Skip Burck

Skip BurckSkip Burck

Richard Burck Associates

We work in a variety of very complex environments – ergonomic, environmental, urban, social and often times in settings that have a long and significant history to them. Fundamental to being progressive in…

What is the role of your service or specialty in the development of today’s leading architectural ideas?

We work in a variety of very complex environments – ergonomic, environmental, urban, social and often times in settings that have a long and significant history to them. Fundamental to being progressive in today’s design environment is the need to be facile in all these areas through both educational exposure and successful, professional experience.
Beyond this broad basis of understanding and facility, we feel we are especially innovative in understanding the history and exploration of how people see and experience their environments which leads to how they behave and socialize in them. These are different but often intertwined dynamics of design. We look at both of these dynamics as analytic tools and in particular, expressive opportunities in our work.
In addition, we have also been innovative regarding environmentally sustainable landscapes for a long time in ways that transcend the current defining metrics of much of the discussion you hear and read about today. Addressing these goals in ways which are expressive, didactic, all encompassing and elegantly simple are constant design exercises within our office.

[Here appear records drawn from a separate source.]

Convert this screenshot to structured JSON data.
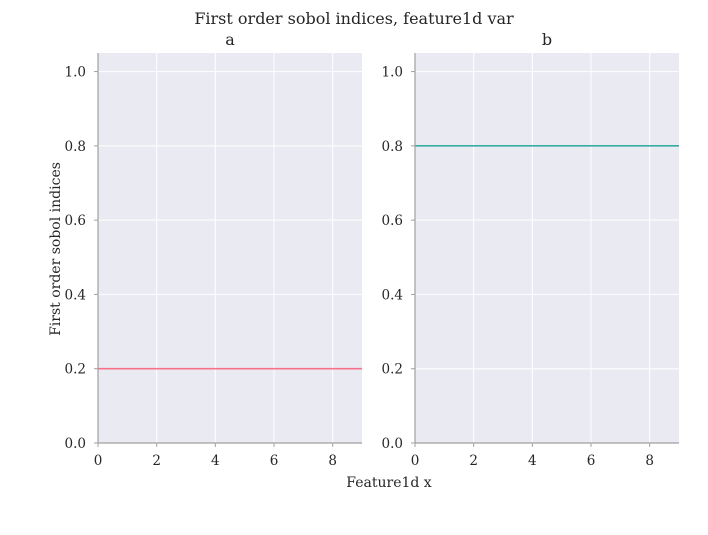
{
  "figure": {
    "suptitle": "First order sobol indices, feature1d var",
    "xlabel": "Feature1d x",
    "ylabel": "First order sobol indices"
  },
  "chart_data": [
    {
      "type": "line",
      "title": "a",
      "xlim": [
        0,
        9
      ],
      "ylim": [
        0,
        1.05
      ],
      "xticks": [
        0,
        2,
        4,
        6,
        8
      ],
      "yticks": [
        0.0,
        0.2,
        0.4,
        0.6,
        0.8,
        1.0
      ],
      "xtick_labels": [
        "0",
        "2",
        "4",
        "6",
        "8"
      ],
      "ytick_labels": [
        "0.0",
        "0.2",
        "0.4",
        "0.6",
        "0.8",
        "1.0"
      ],
      "grid": true,
      "series": [
        {
          "color": "#f77189",
          "x": [
            0,
            9
          ],
          "y": [
            0.2,
            0.2
          ]
        }
      ]
    },
    {
      "type": "line",
      "title": "b",
      "xlim": [
        0,
        9
      ],
      "ylim": [
        0,
        1.05
      ],
      "xticks": [
        0,
        2,
        4,
        6,
        8
      ],
      "yticks": [
        0.0,
        0.2,
        0.4,
        0.6,
        0.8,
        1.0
      ],
      "xtick_labels": [
        "0",
        "2",
        "4",
        "6",
        "8"
      ],
      "ytick_labels": [
        "0.0",
        "0.2",
        "0.4",
        "0.6",
        "0.8",
        "1.0"
      ],
      "grid": true,
      "series": [
        {
          "color": "#36ada4",
          "x": [
            0,
            9
          ],
          "y": [
            0.8,
            0.8
          ]
        }
      ]
    }
  ]
}
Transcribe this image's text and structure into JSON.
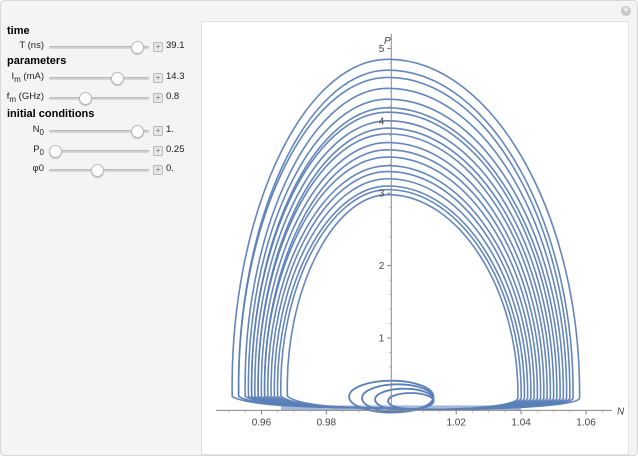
{
  "controls": {
    "time_heading": "time",
    "parameters_heading": "parameters",
    "initial_heading": "initial conditions",
    "sliders": [
      {
        "id": "T",
        "label_main": "T (ns)",
        "label_sub": "",
        "label_rest": "",
        "value_text": "39.1",
        "fraction": 0.88
      },
      {
        "id": "Im",
        "label_main": "I",
        "label_sub": "m",
        "label_rest": " (mA)",
        "value_text": "14.3",
        "fraction": 0.68
      },
      {
        "id": "fm",
        "label_main": "f",
        "label_sub": "m",
        "label_rest": " (GHz)",
        "value_text": "0.8",
        "fraction": 0.36
      },
      {
        "id": "N0",
        "label_main": "N",
        "label_sub": "0",
        "label_rest": "",
        "value_text": "1.",
        "fraction": 0.88
      },
      {
        "id": "P0",
        "label_main": "P",
        "label_sub": "0",
        "label_rest": "",
        "value_text": "0.25",
        "fraction": 0.06
      },
      {
        "id": "phi0",
        "label_main": "φ0",
        "label_sub": "",
        "label_rest": "",
        "value_text": "0.",
        "fraction": 0.48
      }
    ]
  },
  "chart_data": {
    "type": "line",
    "xlabel": "N",
    "ylabel": "P",
    "xlim": [
      0.946,
      1.068
    ],
    "ylim": [
      -0.05,
      5.2
    ],
    "x_ticks": [
      0.96,
      0.98,
      1.02,
      1.04,
      1.06
    ],
    "x_tick_labels": [
      "0.96",
      "0.98",
      "1.02",
      "1.04",
      "1.06"
    ],
    "y_ticks": [
      1,
      2,
      3,
      4,
      5
    ],
    "y_tick_labels": [
      "1",
      "2",
      "3",
      "4",
      "5"
    ],
    "grid": false,
    "series_color": "#5b7fb8",
    "loops": [
      {
        "peak": 4.85,
        "left": 0.951,
        "right": 1.058
      },
      {
        "peak": 4.7,
        "left": 0.953,
        "right": 1.056
      },
      {
        "peak": 4.6,
        "left": 0.953,
        "right": 1.055
      },
      {
        "peak": 4.45,
        "left": 0.955,
        "right": 1.054
      },
      {
        "peak": 4.3,
        "left": 0.956,
        "right": 1.053
      },
      {
        "peak": 4.18,
        "left": 0.957,
        "right": 1.052
      },
      {
        "peak": 4.12,
        "left": 0.957,
        "right": 1.051
      },
      {
        "peak": 4.0,
        "left": 0.958,
        "right": 1.05
      },
      {
        "peak": 3.9,
        "left": 0.959,
        "right": 1.049
      },
      {
        "peak": 3.82,
        "left": 0.959,
        "right": 1.048
      },
      {
        "peak": 3.7,
        "left": 0.96,
        "right": 1.047
      },
      {
        "peak": 3.6,
        "left": 0.961,
        "right": 1.046
      },
      {
        "peak": 3.5,
        "left": 0.961,
        "right": 1.045
      },
      {
        "peak": 3.38,
        "left": 0.962,
        "right": 1.044
      },
      {
        "peak": 3.3,
        "left": 0.963,
        "right": 1.043
      },
      {
        "peak": 3.2,
        "left": 0.964,
        "right": 1.042
      },
      {
        "peak": 3.1,
        "left": 0.965,
        "right": 1.041
      },
      {
        "peak": 3.05,
        "left": 0.966,
        "right": 1.04
      },
      {
        "peak": 2.98,
        "left": 0.968,
        "right": 1.039
      }
    ],
    "small_loops": [
      {
        "cx": 1.002,
        "cy": 0.17,
        "rx": 0.011,
        "ry": 0.19
      },
      {
        "cx": 1.004,
        "cy": 0.15,
        "rx": 0.009,
        "ry": 0.15
      },
      {
        "cx": 1.0,
        "cy": 0.19,
        "rx": 0.013,
        "ry": 0.22
      },
      {
        "cx": 1.006,
        "cy": 0.13,
        "rx": 0.007,
        "ry": 0.11
      }
    ]
  }
}
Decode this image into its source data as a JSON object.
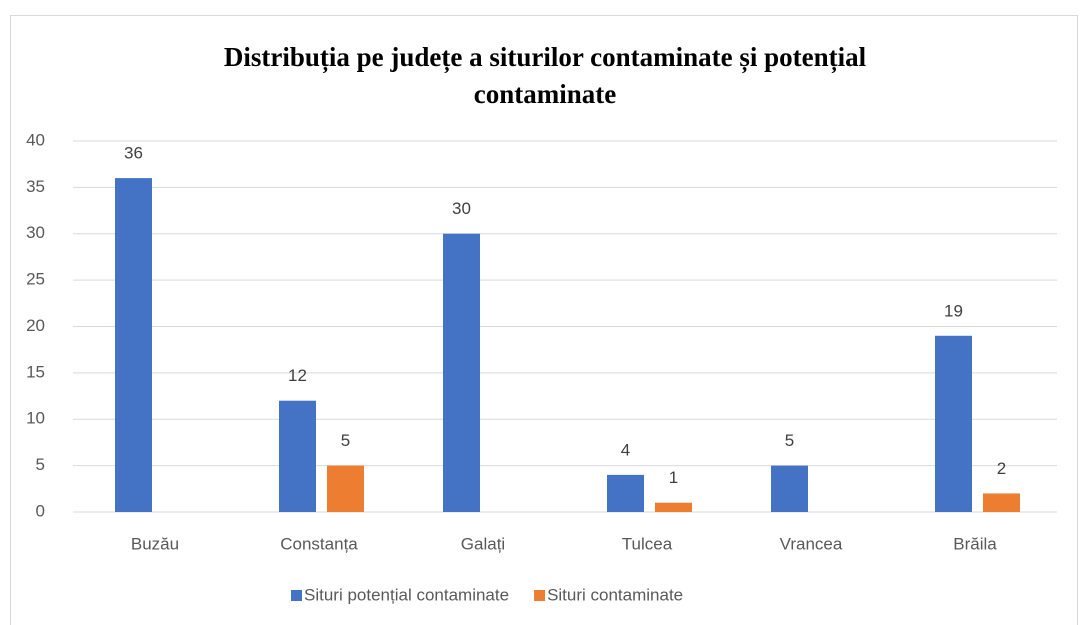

What are the latest innovative developments that you are working on?

In a larger design sense, we are constantly evolving our understanding of existing and proposed social environments from just conjecture by employing a more measured means of assessment and evaluation. How do we make a more scientific inquiry into the manner in which people use open space and how can this lead to more dynamic and successfully designed spaces?
Within the technical realm, we have been on the forefront of designing storm water harvesting ‘systems’ in urban settings for the purposes of remediation, infiltration and irrigation as a way of supporting longer lived street tree growth (supplanting the need for long term irrigation).

How can consultants and collaborative firms push the boundaries of what is possible in advancing innovative design and architecture?

We find success in reaching beyond the traditional limits of traditional design office inquiry. One way we do this is in bringing the possibilities of fabrication technology into the design process and not relegating it to the construction phase.
We expand our design team to include specialists in their fields, such as bringing in horticulturists to better understand plant associations and their successional dynamics. We work with soils scientists, agriculturalists, and environmental engineers to better inform and advance our designs.
Feedback. It is by empowering the users of settings to assess the qualities of spaces and the ways in which those qualities might be enhanced that we learn and can begin to understand how to advance our design decisions.

Explain how your expertise was used in and contributed to the success of a particular project?

Waltham Watch
A complex of industrial brick buildings, formerly the Waltham Watch Factory, is being converted into a mix of office, residential and restaurant uses. This large site generates substantial storm water from its roofs, parking lots and lawns which is ultimately directed to the adjacent Charles River. Richard Burck Associates collaborated with several consultants to devise a mix of innovative approaches (including infiltration trenches, lined rain gardens and porous pavement) to treat storm water before it reaches the river. The resulting site design treats these strategies as intelligible ecological processes within the various courtyards and landscaped areas.
Fan Pier
At the Public Green at Fan Pier, the site analysis revealed the potential for viewing a series of overlapping layers of space, social and recreational activities. The site design was developed to formalize these opportunities and present the composition in theatrical terms from primary seating areas. The resulting project invites a variety of uses to its layered spaces of varied scales and provides a socially vibrant urban park for a newly emerging neighborhood of Boston.
St. Albans School
Primary historic research of the Olmsted firm’s work on the Cathedral Close informed the basic design strategies and the re-conception of the campus planting approach. Through an aggressive program of removals, the campus landscape was substantially replanted with the goal of developing a plant association derived from the adjacent, indigenous Olmsted Woods which would knit the school grounds back into the original woodlands preserved by the Olmsted office. A major challenge in realizing the replanting of the woodland palette was that planting opportunities were mainly over structure in several large, extensive green roofs and intensive planters.
Georgia Tech
The main generator for the spatial design of Georgia Institute of Technology’s largest open space, Tech Green, resulted from both topographic and social analysis of the site. The resulting design for Tech Green is predicated on the concept of a theater with a mezzanine, loges, orchestra and stage. Skiles Walkway, the main pedestrian circulation spine on campus, is developed as the mezzanine. The east and west sides of the Green, as the loges, are marked by north-south walkways with seat walls which overlook both the walkways and the activities of the Green. When more formal events take place, a new addition to the building on the Green’s north edge will one day incorporate a large porch or stage which faces the Green. This rich development of the edges of the green are seen as critical in activating the green itself.